Depuis mercredi, le Swiss Performance Index a un nouveau visage. Il regroupe toujours 282 titres de sociétés cotées sur le marché suisse, mais elles sont désormais déclinées suivant une structure sectorielle inspirée de celle qui prévaut pour les indices européens STOXX mis au point par Dow Jones. Cette structure par arborescence réunit 10 secteurs économiques, 18 secteurs de marché, 40 groupes industriels et 70 sous-groupes. But de l'opération: favoriser une meilleure lecture typologique du marché suisse et faciliter son accès aux investisseurs qui agissent en se basant sur les groupes indiciels, en particulier les institutionnels américains.

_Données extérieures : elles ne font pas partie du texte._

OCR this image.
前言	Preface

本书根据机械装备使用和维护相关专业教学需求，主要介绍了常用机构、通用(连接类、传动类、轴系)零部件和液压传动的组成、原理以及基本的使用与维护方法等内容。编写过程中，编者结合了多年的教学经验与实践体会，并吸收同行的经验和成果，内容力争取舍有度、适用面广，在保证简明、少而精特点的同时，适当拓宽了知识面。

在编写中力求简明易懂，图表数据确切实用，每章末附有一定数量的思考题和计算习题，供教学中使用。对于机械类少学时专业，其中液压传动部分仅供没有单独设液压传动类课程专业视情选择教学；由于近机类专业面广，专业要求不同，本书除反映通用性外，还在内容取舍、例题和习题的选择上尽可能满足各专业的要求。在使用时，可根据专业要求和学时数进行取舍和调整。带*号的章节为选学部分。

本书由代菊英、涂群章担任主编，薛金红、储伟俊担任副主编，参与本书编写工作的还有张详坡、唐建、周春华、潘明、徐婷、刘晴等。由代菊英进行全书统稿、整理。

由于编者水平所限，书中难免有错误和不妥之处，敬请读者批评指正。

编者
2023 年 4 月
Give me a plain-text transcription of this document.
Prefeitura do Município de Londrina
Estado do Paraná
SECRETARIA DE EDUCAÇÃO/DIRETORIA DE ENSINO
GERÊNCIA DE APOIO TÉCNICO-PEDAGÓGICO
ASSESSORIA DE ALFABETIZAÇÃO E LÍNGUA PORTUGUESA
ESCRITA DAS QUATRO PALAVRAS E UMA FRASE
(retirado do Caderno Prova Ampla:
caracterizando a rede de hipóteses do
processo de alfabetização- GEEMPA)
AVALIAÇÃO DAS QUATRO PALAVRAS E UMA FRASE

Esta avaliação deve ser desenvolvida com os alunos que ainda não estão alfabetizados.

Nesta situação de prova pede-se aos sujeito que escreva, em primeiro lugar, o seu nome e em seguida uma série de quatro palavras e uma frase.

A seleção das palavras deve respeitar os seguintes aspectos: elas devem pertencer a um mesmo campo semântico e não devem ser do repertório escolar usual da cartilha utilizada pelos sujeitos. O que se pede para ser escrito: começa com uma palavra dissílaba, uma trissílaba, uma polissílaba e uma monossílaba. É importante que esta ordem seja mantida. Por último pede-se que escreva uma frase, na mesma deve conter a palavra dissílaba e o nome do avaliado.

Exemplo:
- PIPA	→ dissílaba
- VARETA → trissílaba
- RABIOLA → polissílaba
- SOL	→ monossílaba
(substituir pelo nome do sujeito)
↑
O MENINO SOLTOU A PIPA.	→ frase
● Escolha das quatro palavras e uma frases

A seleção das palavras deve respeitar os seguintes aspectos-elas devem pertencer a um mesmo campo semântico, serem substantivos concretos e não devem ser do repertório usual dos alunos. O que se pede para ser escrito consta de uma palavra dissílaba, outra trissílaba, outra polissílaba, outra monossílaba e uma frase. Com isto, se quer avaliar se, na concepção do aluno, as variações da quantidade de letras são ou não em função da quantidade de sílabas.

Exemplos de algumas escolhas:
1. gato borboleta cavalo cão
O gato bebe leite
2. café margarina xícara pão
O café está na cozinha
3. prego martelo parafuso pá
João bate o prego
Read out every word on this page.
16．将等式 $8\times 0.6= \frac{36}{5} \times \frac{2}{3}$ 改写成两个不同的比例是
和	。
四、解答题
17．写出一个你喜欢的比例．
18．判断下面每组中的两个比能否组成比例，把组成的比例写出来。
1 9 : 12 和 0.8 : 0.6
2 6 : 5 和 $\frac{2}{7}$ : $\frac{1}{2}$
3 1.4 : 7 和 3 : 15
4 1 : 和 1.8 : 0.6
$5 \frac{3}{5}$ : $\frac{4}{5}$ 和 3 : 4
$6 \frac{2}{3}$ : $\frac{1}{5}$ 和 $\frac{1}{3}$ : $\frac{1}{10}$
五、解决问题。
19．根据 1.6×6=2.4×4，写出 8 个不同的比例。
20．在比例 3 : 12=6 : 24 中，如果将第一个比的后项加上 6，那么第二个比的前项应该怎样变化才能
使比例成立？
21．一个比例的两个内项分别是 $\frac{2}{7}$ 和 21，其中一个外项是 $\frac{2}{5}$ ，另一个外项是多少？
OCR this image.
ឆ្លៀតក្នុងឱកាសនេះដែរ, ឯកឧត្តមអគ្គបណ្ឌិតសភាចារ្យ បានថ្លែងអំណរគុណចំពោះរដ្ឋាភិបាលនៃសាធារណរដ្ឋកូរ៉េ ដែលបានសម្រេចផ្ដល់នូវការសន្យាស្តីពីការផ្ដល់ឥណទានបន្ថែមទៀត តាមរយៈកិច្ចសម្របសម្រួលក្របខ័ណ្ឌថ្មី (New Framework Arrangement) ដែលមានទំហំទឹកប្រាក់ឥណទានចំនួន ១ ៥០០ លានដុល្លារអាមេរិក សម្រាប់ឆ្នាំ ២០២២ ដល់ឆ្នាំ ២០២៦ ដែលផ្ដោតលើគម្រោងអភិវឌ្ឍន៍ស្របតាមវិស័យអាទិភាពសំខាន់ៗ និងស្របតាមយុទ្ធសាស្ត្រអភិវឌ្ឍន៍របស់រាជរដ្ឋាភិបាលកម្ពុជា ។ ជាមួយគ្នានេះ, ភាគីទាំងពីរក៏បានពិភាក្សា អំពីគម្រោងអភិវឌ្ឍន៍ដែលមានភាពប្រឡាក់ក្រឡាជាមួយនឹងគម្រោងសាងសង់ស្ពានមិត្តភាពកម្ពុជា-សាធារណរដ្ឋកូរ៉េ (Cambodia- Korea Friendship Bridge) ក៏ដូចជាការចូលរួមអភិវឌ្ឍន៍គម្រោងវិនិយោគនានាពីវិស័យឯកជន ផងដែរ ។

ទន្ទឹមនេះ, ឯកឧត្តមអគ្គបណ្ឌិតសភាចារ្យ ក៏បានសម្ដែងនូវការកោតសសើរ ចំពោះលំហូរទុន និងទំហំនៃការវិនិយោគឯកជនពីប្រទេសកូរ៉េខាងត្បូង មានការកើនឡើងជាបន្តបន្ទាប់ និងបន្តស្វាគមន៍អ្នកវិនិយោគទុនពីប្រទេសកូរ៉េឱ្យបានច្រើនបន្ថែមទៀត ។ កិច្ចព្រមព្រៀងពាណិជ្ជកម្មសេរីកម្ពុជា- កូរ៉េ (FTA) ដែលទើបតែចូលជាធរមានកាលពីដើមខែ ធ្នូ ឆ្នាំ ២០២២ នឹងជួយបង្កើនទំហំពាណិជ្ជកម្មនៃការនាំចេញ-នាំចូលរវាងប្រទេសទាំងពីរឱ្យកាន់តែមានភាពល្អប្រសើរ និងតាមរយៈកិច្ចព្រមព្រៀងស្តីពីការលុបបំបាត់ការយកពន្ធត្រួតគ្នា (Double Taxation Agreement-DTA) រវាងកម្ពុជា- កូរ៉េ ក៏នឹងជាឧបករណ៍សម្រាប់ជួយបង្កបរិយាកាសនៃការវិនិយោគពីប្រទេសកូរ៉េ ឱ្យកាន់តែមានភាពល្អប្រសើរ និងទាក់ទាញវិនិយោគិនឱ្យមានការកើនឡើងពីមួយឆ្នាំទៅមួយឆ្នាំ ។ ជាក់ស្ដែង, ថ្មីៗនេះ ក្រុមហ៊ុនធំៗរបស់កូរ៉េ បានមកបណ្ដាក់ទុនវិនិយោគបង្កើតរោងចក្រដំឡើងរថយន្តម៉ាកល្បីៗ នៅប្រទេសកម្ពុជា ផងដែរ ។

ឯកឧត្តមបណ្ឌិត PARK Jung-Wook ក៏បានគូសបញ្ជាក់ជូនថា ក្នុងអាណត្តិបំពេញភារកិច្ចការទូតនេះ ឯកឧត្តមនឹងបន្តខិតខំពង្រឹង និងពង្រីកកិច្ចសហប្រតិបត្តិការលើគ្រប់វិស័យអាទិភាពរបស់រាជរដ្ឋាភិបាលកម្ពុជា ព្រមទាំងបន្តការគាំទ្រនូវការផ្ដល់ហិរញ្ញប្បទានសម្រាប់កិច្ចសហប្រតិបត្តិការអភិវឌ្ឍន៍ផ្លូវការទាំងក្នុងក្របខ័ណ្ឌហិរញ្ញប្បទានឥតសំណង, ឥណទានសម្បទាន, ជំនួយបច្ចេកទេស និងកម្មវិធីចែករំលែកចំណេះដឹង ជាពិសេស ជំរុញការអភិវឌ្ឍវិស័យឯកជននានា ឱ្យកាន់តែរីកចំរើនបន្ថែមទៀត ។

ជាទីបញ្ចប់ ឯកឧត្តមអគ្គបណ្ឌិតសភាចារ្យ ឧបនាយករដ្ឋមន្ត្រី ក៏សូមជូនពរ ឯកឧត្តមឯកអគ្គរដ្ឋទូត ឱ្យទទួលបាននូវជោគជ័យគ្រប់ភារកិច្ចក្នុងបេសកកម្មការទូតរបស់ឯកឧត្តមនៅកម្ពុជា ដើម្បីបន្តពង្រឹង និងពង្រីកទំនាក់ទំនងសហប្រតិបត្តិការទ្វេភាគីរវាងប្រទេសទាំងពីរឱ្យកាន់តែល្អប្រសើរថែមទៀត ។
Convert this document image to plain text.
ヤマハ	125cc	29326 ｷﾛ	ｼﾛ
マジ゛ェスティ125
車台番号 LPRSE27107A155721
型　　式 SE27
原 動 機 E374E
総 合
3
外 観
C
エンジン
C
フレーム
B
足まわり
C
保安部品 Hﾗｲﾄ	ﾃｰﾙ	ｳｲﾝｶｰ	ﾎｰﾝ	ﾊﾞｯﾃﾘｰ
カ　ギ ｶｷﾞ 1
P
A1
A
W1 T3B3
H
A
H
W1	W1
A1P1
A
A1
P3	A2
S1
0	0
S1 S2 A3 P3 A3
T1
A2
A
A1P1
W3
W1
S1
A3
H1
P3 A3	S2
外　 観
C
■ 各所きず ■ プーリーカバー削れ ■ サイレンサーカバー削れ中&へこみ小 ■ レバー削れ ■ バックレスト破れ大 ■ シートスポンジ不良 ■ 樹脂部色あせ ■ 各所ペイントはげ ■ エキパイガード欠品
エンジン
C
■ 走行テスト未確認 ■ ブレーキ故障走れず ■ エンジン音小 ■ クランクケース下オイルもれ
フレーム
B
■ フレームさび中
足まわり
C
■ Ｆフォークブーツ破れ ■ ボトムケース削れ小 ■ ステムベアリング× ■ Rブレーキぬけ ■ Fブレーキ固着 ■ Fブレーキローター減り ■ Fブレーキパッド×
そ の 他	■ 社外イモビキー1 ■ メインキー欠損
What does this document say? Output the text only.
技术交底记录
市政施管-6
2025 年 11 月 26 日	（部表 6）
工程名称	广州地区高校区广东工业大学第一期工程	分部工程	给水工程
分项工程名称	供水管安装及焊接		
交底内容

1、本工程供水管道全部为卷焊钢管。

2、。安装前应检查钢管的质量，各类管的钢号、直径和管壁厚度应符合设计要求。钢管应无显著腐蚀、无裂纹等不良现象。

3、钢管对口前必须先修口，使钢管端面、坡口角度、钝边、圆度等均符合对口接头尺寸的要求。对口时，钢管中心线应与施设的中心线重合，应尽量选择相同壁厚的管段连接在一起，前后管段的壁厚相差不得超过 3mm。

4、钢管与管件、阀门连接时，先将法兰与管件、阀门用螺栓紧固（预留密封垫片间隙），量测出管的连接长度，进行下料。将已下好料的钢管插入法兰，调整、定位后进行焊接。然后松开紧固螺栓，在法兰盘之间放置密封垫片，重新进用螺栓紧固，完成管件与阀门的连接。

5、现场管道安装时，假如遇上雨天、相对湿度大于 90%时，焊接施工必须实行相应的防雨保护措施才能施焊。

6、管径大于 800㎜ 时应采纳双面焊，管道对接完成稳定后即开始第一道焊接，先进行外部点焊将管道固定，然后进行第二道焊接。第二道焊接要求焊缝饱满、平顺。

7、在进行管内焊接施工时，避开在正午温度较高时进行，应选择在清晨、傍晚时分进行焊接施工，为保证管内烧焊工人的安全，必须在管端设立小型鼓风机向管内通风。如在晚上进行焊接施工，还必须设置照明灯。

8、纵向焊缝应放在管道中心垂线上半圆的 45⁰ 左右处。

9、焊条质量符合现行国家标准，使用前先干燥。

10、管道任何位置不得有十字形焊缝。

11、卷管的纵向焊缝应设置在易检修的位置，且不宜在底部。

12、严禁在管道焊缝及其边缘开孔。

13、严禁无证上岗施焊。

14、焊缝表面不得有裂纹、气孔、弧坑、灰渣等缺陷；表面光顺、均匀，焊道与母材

«L'ancienne structure datait de 1987, et depuis beaucoup de choses ont changé, tant dans la définition des secteurs que dans les activités des entreprises elles-mêmes. Nous devions dès lors adopter une déclinaison plus diversifiée, plus précise, qui reflète mieux le poids respectif des activités dans l'économie suisse, explique Patrick Weibel, responsable des produits chez SWX (la raison sociale de la Bourse suisse). La nouvelle structure est très complète, elle est conçue de façon à pouvoir accueillir de nouveaux titres, de nouvelles activités voire de nouveaux groupes.» De fait, certaines des subdivisions créées à l'occasion de ce remaniement restent vides pour l'heure – ou ne comptent qu'un ou deux titres, comme c'est le cas par exemple du secteur de marché «automobile», avec les titres Michelin porteur et Métraux nominative. Théoriquement, la nouvelle clé de répartition permet la publication de 194 nouveaux indices, dont 54 en temps réel. «Les plus importants nouveaux groupes sont les 18 secteurs de marché, qui pourront servir de base à des paniers de produits dérivés créés par les banques, estime encore Patrick Weibel. A ce titre, nous avons été surpris par le nombre de paniers qui ont été émis à partir de la création du Swiss New Market Index, à la fin de l'hiver dernier.»

Par rapport à la classification des indices STOXX, trois secteurs «spécifiquement suisses» ont été ajoutés: il s'agit de deux sous-groupes («transports diversifiés» et «technologie diversifiée»), ainsi qu'un groupe industriel, les «produits de luxe». C'est sous cette nouvelle entête que l'on retrouve les sociétés Richemont et… Swath, preuve que le message stratégique de Nicolas Hayek a bien été perçu par les responsables des indices à la SWX!

Des vertus défensives

Ce saucissonnage de l'indice général de la Bourse suisse ne trahit-il pas une tentative ultime de regagner l'intérêt des investisseurs pour un «fourre-tout» qui aurait perdu jusqu'à sa raison d'être? Le responsable des produits de la SWX ne le pense pas: «Un indice général suisse sera toujours utile. Du reste, les médias spécialisés américains y font toujours référence.» Mais les grosses valeurs rassemblées dans le Swiss Market Index représentent 85% de la capitalisation boursière, et cette tendance va s'accentuer encore avec le passage prochain à 29, voire 30 titres.

Pour Michel Girardin, responsable de la stratégie de placement à la Banque Edouard Constant, demeure songeur devant cette réorganisation: «Si cette segmentation accrue permet de donner des messages plus clairs en terme de typologie du marché suisse, c'est une bonne nouvelle, commente-t-il. Gare toutefois à une volonté de transparence qui irait tellement loin qu'elle finirait par se retourner contre le but originel: en multipliant les sous-indices, on apporte peut-être une mauvaise solution à un vrai problème.» Pour l'analyste, la volonté de la clientèle pousse au contraire les banques à regrouper les secteurs afin de mieux profiler les portefeuilles, dans des catégories plus larges de type défensif, cyclique, ou technologique. Du reste, le marché suisse sera d'abord acheté parce qu'il a des vertus défensives recherchées en cette période de turbulences pour les valeurs technologiques. D'autre part, les paniers de dérivés créés par les banques sont en général très globaux, et à peu d'exceptions très rarement limités à un seul marché national. Le cas échéant, les établissements définissent eux-mêmes les critères de leurs paniers. «A mon avis, conclut Michel Girardin, il est beaucoup plus important de savoir que les grandes sociétés suisses pourront être cotées directement en euros, à Londres ou à Francfort. Cela engendrera une lame de fond en terme d'afflux de capitaux.»